ECA: A renewed focus on IT audit – the ECA and effective EU funds management
Organisations have traditionally seen IT audit as a useful practice for fostering trust in information systems and ensuring the availability and protection of information assets. That is why IT audit is often assimilated to internal audit. As supreme audit institutions, we are seeing our auditees becoming ever more reliant on technology, not only to implement policies and carry out everyday operations, but also to deliver services to citizens and take decisions, which are increasingly becoming data-driven, systems-based and algorithmic.
As these supporting technologies are becoming more complex, we have to develop an in-depth understanding of the IT-related risks and the cybersecurity threats that our auditees need to manage in order to ensure the continuity of their business-critical functions.
To address these new realities and to maintain a high level of quality in our audit work, the ECA has brought in-house the necessary expertise to create a new IT audit service. This team of experienced IT specialists participate in audits, putting their technological knowledge and expertise at the service of the ECA’s performance and financial audits. This new team also leads an organisation-wide strategy to develop IT audit knowledge and ensure that IT risks are systematically considered at the planning stages of all our audits.

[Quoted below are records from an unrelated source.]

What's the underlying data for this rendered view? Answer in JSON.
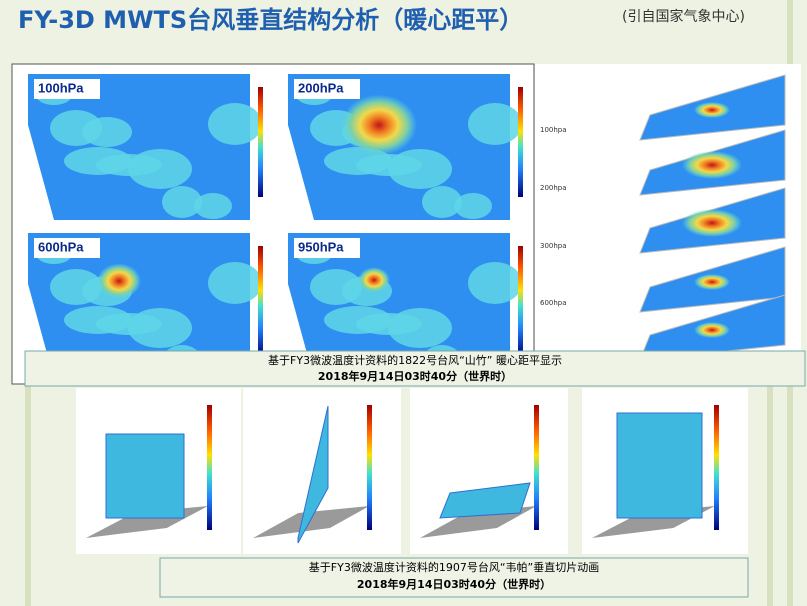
{
  "header": {
    "title": "FY-3D MWTS台风垂直结构分析（暖心距平）",
    "source": "(引自国家气象中心)"
  },
  "panels": [
    "100hPa",
    "200hPa",
    "600hPa",
    "950hPa"
  ],
  "stack_levels": [
    "100hpa",
    "200hpa",
    "300hpa",
    "600hpa"
  ],
  "caption_top": [
    "基于FY3微波温度计资料的1822号台风“山竹” 暖心距平显示",
    "2018年9月14日03时40分（世界时）"
  ],
  "caption_bottom": [
    "基于FY3微波温度计资料的1907号台风“韦帕”垂直切片动画",
    "2018年9月14日03时40分（世界时）"
  ]
}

One of the first priorities for the ECA has been to gain a better understanding of the European Commission’s main systems and their planned developments. Indeed, the European Commission has ambitious digitalisation plans, in particular with respect to the systems underpinning the management of EU funds. As practitioners will know, when new systems are introduced, managing change is a complex, costly and risk-prone process, whose importance cannot be overstated. By developing an in-depth understanding of the current systems in place, and closely monitoring on-going changes, we aim to identify problems in this transition and contribute to efforts to improve the overall efficiency of the management of EU funds.